The voter, who has never supported a Democrat before and lives with another Republican, added that “it’s not that I’m ashamed to vote for Biden. I know I’m doing the right thing. I just don’t want it out there.”
“I think a lot of people must feel the same,” the Republican said.
A number of Republicans, of course, have been vocal about their disloyalty to Trump. They include former Secretary of State Colin Powell and former Republican National Committee Chairman Michael Steele.
The Lincoln Project, another high-profile example, is a PAC formed by prominent Republican strategists that has been hitting Trump regularly, including with a Demi Lovato music video, “Commander in Chief,” released on Tuesday.

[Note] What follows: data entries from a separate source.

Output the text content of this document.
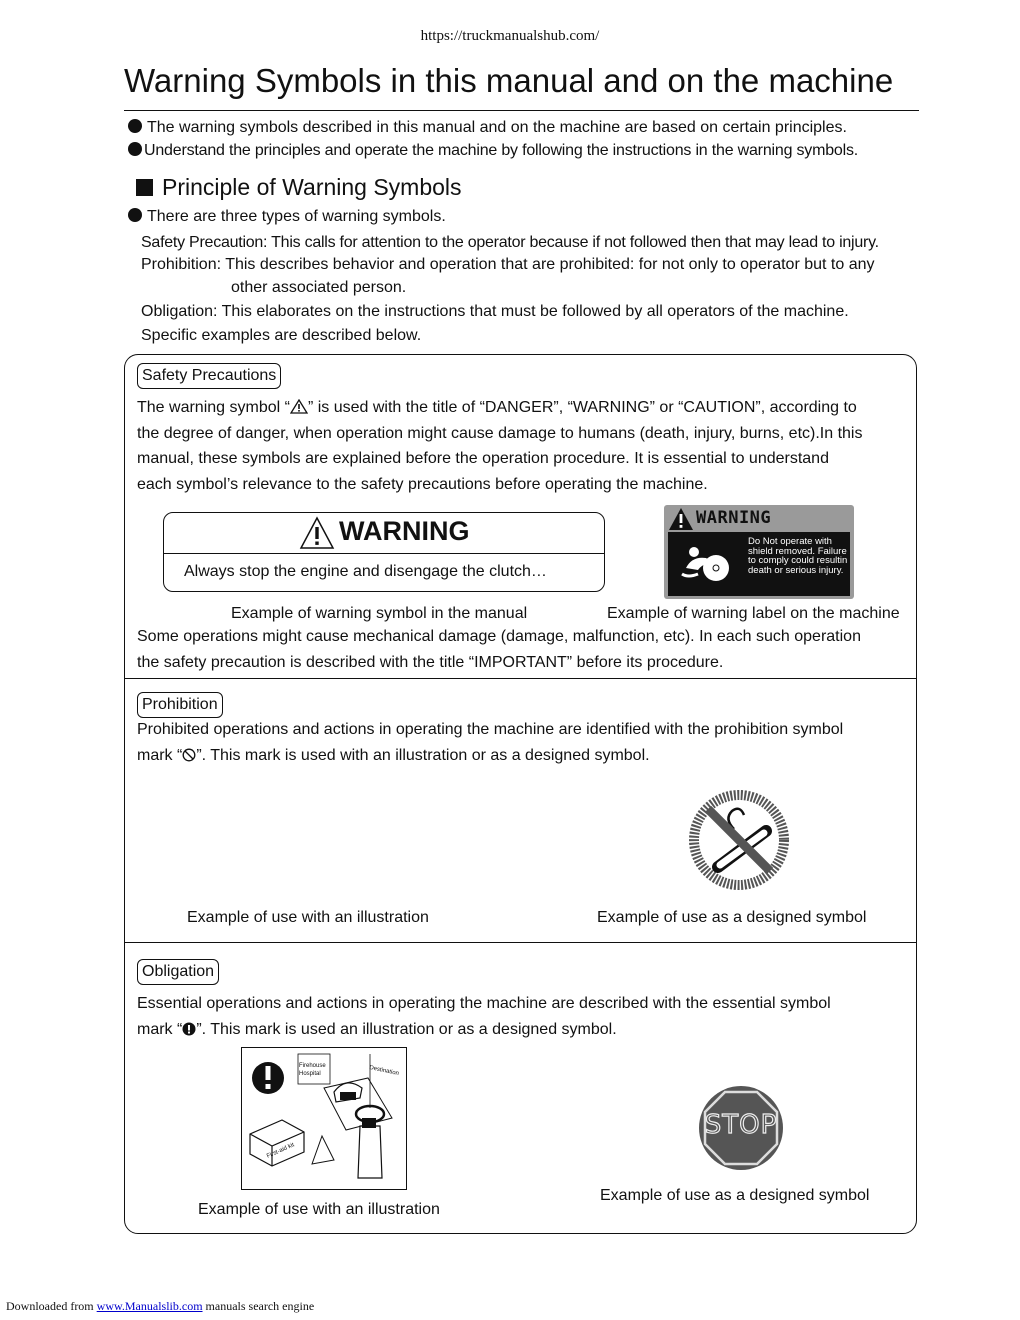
https://truckmanualshub.com/
Warning Symbols in this manual and on the machine
The warning symbols described in this manual and on the machine are based on certain principles.
Understand the principles and operate the machine by following the instructions in the warning symbols.
Principle of Warning Symbols
There are three types of warning symbols.
Safety Precaution: This calls for attention to the operator because if not followed then that may lead to injury.
Prohibition: This describes behavior and operation that are prohibited: for not only to operator but to any
other associated person.
Obligation: This elaborates on the instructions that must be followed by all operators of the machine.
Specific examples are described below.
Safety Precautions
The warning symbol “ ” is used with the title of “DANGER”, “WARNING” or “CAUTION”, according to
the degree of danger, when operation might cause damage to humans (death, injury, burns, etc).In this
manual, these symbols are explained before the operation procedure. It is essential to understand
each symbol’s relevance to the safety precautions before operating the machine.
WARNING
Always stop the engine and disengage the clutch…
WARNING
Do Not operate with shield removed. Failure to comply could resultin death or serious injury.
Example of warning symbol in the manual	Example of warning label on the machine
Some operations might cause mechanical damage (damage, malfunction, etc). In each such operation
the safety precaution is described with the title “IMPORTANT” before its procedure.
Prohibition
Prohibited operations and actions in operating the machine are identified with the prohibition symbol
mark “ ”. This mark is used with an illustration or as a designed symbol.
Example of use with an illustration	Example of use as a designed symbol
Obligation
Essential operations and actions in operating the machine are described with the essential symbol
mark “ ”. This mark is used an illustration or as a designed symbol.
Firehouse Hospital	Destination
First-aid kit
STOP
Example of use with an illustration
Example of use as a designed symbol
Downloaded from www.Manualslib.com manuals search engine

A group of former aides to former President George W. Bush — “43 alumni for Biden” — have also publicly voiced support for Biden and set up a fundraising page on their website.
But then there are the GOP voters who aren’t public about siding with Biden.
Tony Fratto, a veteran of the second Bush White House, said there are definitely Republican voters out there who are supporting Biden but aren’t talking about it with friends or neighbors.
“They’re not shy with me, because they know how I feel,” he said.
Fratto said the fact that there are high-profile Republicans breaking with Trump could help other voters feel more safe in quietly voting against a party they have long identified with.
“We’ve never seen anything like this,” he said. “And it does give people cover to know that there are prominent Republicans publicly out there. There’s comfort in that.”
A poll from Monmouth University out this past summer revealed that 27 percent of those surveyed believe that there are secret voters for Biden.
The Biden campaign is sending signals that show it is optimistic about its chances on Election Day.
Sending Biden to Georgia a week before the election underscores that confidence. Biden also stumped in Arizona in recent weeks, hoping to turn that state blue.
Democratic strategist Joel Payne said Biden’s message has been helping to pull all kinds of voters, which could help him on Election Day next week.
“Part of the Biden appeal from day one has been the ability to pull in a broader coalition of voters, including Republican fence-sitters who feel alienated by President Trump,” Payne said.
The Florida Republican who spoke anonymously to The Hill also feels “pushed into a corner” by Trump.
“I never ever thought I’d support a Democrat. It’s not who I am,” the Republican said. “But this was the only option.”